Club shows and coffee shops have been where you’d find the intricate, whimsical work of Asheville’s indie crafters.
Now they’re getting together for The Big Crafty, the community’s big coming out party.
“The difference between indie craft and the wider world of craft is that indie craft is more accessible,” said Brandy Bourne, who refashions jewelry out of vintage pieces and creates the hipster “Ladies of Punk” coloring books.
“I heard someone describe indie crafters as people that spend a lot of time on computers,” she said. “There’s a desire to connect more with things without having to be a career crafts person. For me, it’s more of a fun outlet than a primary source of income.”
Indie craft, the subterranean cousin of the fine craft industry, is emerging nationally as a recognized art form, much like “outsider art” became mainstream decades ago in the fine arts world.
But The Big Crafty isn’t just jumping on the indie craft bandwagon, organizers contend.
Asheville has craft and indie “cred” in its bones (there are more than 100 Asheville-based sellers on etsy.com, an indie craft Web site).
The Big Crafty’s soul mates are the craft fetes Renegade Craft Fair in Brooklyn and San Francisco, the Bazaar Bizarre in Boston and Los Angeles and the Indie Craft Experience in Atlanta.
The Big Crafty includes established artists such as Suzie Millions, a Fairview resident whose book “The Complete Book of Retro Crafts” (Sterling Publishing, $14.95) was released in January.
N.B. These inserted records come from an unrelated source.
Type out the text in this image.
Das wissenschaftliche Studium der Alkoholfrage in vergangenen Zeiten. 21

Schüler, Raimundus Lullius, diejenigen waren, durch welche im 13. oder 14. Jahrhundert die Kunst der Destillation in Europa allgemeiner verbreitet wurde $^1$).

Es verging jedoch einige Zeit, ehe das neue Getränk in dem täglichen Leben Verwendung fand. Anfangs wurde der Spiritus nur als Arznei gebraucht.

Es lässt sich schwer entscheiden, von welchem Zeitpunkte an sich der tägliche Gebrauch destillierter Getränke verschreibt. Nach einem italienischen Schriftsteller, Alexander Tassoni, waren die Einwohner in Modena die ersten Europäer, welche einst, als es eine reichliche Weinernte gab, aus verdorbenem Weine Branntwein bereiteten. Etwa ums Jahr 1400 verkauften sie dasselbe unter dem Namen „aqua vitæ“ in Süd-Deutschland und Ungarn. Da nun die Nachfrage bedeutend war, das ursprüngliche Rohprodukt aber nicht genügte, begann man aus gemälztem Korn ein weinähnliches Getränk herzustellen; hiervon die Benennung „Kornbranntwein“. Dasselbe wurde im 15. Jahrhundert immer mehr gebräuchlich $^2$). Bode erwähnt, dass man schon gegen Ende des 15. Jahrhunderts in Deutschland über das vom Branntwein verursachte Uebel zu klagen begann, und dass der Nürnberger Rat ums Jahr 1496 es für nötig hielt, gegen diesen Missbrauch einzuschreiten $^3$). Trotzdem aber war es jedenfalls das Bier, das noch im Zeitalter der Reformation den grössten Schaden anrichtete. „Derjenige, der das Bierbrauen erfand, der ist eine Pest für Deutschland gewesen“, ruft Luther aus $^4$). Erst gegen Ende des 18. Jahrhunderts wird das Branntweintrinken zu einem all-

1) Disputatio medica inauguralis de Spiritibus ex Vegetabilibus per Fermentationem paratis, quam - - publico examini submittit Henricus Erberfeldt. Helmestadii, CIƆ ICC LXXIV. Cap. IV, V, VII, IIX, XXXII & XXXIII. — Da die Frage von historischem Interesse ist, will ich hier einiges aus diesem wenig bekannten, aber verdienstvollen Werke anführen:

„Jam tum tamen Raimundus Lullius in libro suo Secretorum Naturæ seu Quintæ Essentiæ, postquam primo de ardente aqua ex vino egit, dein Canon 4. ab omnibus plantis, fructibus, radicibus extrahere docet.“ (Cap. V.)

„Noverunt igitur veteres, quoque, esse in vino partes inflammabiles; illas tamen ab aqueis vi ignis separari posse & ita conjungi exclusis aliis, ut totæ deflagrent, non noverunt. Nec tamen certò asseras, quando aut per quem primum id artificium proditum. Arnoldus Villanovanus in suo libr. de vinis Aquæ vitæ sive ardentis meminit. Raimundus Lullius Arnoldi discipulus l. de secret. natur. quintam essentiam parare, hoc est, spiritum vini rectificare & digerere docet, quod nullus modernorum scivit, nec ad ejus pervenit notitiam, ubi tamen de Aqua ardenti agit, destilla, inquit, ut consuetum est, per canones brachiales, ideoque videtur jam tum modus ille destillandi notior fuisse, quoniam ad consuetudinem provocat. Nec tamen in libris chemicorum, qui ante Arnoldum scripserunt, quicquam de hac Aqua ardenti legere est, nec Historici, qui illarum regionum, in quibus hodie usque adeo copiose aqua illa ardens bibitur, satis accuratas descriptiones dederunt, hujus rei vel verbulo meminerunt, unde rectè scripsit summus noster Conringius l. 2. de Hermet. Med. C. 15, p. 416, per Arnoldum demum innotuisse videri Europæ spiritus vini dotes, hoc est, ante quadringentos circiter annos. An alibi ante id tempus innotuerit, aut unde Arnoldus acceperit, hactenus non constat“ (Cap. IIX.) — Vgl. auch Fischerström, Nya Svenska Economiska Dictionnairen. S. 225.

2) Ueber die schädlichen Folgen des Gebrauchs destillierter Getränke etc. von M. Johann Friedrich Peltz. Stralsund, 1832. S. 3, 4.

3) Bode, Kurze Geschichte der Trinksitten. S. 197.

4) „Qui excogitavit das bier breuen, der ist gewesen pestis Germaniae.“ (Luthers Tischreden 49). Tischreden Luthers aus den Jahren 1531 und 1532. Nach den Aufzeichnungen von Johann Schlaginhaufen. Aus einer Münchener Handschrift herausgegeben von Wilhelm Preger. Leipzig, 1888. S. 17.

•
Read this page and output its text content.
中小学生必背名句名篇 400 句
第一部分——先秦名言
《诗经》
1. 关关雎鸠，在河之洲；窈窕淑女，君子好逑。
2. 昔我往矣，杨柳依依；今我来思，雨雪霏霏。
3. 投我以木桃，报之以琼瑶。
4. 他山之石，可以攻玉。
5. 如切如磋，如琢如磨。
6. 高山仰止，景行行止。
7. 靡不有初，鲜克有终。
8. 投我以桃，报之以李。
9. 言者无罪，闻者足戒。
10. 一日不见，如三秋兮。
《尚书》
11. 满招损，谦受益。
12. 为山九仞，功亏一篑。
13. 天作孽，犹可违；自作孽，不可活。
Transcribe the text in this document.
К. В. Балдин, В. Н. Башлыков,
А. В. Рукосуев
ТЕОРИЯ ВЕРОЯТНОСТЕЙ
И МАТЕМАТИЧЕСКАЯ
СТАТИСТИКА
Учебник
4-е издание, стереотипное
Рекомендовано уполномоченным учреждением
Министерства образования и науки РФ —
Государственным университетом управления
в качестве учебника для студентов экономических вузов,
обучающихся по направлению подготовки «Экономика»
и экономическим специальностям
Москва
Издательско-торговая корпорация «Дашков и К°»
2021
Also showing work is the Knoxville, Tenn., letterpress print shop Yee-Haw Industries.
“It’s really hard to pigeonhole what indie craft is, but you know it when you see it. There’s a certain edge to it,” said crafter Justin Rabuck (painting and woodcuts). “Some of it will be familiar to people knee deep in that art scene. Hopefully to the rest of Asheville and the world, it will be an eye-opening big surprise that will leave everyone with a big smile.”